The short answer
Demand charge ($/kW) is often 30–50% of a commercial bill.
A commercial electricity bill is structurally similar to a residential bill but introduces two new line items that often dominate: the demand charge (a $/kW fee on the highest 15-minute peak in the billing month) and the capacity tag (a kW-block reservation set once a year and locked for 12 months). This guide walks every line on a typical commercial bill, the relative weight of each, and which ones can be reduced by procurement vs which require operational change.
The supply line — kWh times rate, the procurement lever
The supply line on a commercial bill is the same structure as residential — kWh × per-kWh supply rate — but the absolute dollars are larger. On a 22 MWh-per-month account, the supply line typically runs $2,500–$3,200 at default rates.
Switching to a competitive supplier and locking the rate is the procurement lever. The deltas are larger because the volumes are larger; a 13.4% reduction on a $3,000 supply line is $400/mo, $4,800/yr, $9,600 over a 24-month lock.
Infographic
Cumulative supply-side savings on a $4,800/mo commercial bill
The demand charge — the operational lever
The demand charge is a $/kW fee on the highest 15-minute kW peak in the billing month. On a 540-kW peak account, a $3.00/kW demand charge runs $1,620/mo. The supplier does not bill the demand charge — the utility does, on the delivery side of the tariff.

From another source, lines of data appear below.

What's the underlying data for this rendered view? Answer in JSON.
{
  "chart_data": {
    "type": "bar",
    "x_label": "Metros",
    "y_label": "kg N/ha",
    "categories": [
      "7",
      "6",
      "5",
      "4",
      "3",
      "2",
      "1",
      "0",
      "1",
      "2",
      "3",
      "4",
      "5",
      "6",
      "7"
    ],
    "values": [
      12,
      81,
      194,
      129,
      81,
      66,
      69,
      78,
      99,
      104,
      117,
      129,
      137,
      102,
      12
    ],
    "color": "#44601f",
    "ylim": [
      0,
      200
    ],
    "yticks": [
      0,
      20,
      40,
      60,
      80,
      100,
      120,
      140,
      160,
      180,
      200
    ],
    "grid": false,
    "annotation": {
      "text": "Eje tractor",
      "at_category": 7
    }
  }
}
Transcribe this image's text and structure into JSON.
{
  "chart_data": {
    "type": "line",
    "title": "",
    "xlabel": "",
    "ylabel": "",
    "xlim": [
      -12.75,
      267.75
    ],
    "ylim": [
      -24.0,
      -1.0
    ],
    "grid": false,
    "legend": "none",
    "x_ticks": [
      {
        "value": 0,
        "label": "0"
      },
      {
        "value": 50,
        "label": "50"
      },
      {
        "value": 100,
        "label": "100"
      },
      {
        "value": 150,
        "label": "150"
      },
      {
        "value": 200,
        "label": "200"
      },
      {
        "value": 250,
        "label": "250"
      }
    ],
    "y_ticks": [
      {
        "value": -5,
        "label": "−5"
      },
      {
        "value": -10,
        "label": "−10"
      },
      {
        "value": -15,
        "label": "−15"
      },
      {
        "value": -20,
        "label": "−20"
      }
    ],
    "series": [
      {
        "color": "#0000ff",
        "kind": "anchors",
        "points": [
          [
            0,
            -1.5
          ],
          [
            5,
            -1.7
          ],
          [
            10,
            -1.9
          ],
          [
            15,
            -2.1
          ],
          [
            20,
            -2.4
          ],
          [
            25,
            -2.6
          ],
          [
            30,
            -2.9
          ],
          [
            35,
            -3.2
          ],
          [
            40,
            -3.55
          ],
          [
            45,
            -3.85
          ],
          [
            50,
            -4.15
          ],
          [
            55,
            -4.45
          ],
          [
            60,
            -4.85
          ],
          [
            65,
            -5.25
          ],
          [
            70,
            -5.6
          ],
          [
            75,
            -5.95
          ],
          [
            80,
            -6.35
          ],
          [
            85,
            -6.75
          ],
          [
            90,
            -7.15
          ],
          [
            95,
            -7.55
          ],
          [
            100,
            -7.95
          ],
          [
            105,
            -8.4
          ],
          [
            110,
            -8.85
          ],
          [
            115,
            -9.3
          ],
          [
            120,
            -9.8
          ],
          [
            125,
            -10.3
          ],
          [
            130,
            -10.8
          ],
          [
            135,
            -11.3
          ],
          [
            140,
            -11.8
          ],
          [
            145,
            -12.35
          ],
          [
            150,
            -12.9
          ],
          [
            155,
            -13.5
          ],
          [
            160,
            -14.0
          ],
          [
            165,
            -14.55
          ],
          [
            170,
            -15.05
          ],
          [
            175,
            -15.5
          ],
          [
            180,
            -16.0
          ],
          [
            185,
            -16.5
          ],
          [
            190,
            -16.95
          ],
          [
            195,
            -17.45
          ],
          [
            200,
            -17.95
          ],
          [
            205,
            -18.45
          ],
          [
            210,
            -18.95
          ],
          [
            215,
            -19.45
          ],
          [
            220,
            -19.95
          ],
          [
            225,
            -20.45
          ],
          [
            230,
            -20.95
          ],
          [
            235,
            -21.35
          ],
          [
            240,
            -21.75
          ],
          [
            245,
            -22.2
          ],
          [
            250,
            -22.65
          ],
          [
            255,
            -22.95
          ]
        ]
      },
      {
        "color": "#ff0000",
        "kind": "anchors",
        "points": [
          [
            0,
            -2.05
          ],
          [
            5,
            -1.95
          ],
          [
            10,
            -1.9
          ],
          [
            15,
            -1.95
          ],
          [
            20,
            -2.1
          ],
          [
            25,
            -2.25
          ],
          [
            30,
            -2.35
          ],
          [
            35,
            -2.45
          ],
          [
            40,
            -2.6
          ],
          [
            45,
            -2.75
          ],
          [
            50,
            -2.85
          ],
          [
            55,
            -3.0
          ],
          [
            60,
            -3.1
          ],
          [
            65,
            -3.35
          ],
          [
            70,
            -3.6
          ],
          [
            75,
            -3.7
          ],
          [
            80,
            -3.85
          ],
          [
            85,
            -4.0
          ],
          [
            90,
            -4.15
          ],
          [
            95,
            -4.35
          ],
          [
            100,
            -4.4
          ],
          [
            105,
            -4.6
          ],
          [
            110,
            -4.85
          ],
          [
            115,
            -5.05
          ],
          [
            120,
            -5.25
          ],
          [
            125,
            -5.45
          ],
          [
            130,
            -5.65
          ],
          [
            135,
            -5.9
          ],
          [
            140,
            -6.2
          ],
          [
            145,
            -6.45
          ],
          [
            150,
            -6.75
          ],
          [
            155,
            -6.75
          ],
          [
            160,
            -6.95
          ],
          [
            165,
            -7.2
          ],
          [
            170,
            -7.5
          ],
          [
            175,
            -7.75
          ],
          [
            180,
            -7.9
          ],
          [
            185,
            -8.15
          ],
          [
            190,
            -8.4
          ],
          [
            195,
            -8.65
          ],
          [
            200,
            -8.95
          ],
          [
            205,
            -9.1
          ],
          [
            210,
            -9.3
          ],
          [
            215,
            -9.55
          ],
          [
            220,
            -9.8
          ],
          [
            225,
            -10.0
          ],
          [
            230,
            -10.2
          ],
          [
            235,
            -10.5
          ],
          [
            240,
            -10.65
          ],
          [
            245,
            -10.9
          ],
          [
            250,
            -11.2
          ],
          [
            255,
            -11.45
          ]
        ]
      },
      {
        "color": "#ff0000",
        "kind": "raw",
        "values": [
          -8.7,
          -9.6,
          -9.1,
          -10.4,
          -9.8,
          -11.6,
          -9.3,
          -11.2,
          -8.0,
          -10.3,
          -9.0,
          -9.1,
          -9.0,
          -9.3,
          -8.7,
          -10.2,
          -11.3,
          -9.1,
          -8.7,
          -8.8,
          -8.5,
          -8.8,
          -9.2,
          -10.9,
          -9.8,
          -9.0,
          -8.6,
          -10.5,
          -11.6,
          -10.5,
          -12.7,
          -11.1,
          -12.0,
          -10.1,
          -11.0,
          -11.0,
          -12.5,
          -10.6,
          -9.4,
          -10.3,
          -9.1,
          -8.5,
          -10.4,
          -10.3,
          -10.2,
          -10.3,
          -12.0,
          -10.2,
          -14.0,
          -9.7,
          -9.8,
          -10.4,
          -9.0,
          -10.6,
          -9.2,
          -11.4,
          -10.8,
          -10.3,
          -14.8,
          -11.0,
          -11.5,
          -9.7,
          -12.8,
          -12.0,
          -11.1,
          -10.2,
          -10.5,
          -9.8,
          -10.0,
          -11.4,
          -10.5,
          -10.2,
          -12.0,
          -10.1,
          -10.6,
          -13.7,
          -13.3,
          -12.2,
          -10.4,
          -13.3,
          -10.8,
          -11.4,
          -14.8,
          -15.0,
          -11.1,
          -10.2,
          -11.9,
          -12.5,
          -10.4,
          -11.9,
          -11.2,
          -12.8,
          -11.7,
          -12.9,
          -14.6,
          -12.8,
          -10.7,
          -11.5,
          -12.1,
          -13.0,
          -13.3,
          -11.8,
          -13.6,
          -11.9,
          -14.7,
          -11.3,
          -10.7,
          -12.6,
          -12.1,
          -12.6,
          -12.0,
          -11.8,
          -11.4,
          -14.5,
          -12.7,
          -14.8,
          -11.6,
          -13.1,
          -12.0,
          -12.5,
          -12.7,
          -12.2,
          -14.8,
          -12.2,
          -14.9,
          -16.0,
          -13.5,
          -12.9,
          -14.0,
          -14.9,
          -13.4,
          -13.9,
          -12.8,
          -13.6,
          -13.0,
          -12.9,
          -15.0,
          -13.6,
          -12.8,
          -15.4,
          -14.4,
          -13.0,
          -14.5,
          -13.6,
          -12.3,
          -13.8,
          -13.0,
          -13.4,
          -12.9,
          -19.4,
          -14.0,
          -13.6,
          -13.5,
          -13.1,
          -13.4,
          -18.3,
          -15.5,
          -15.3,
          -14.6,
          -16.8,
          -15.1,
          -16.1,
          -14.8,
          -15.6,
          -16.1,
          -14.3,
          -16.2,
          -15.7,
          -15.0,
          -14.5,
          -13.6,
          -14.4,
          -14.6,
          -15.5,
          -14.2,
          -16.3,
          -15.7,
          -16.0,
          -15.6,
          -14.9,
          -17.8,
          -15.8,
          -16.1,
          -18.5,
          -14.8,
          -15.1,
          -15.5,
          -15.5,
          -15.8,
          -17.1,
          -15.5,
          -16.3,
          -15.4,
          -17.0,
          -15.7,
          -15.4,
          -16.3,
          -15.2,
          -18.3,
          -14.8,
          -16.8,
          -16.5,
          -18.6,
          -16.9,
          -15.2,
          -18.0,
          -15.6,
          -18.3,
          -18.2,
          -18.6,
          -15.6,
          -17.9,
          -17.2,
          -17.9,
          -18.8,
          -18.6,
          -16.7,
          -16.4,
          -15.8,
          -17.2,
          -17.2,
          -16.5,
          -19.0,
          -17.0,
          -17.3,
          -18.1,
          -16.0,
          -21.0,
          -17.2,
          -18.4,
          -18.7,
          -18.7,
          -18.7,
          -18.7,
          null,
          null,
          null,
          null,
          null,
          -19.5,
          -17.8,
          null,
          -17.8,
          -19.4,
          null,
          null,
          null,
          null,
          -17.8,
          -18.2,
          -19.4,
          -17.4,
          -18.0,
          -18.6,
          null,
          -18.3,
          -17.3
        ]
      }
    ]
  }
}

Reducing the demand charge requires operational change: staggering HVAC and heavy equipment startup, peak shaving via behind-the-meter storage, or shifting production to off-peak hours. Procurement cannot directly shop the demand charge.
A single bad afternoon — every piece of equipment running simultaneously for one 15-minute window — can lock in 12 months of high demand if it sets the capacity tag.
Infographic
Pre-shave vs post-shave 24-hour demand curve
The capacity tag — the once-a-year compounder
The capacity tag is a kW-block reservation set once a year by the regional grid operator. It is based on your account's contribution to the previous summer's system peak, weighted across the five highest peak hours of the year. The tag locks in for the next 12 months.
A bad summer (every piece of equipment running during the system peak hour) can lock in a high capacity tag for the entire next year. The capacity charge then flows through to the delivery side of the bill at a higher monthly rate.
For commercial accounts, capacity-tag management is one of the highest-leverage operational programs available. The savings can compound year over year.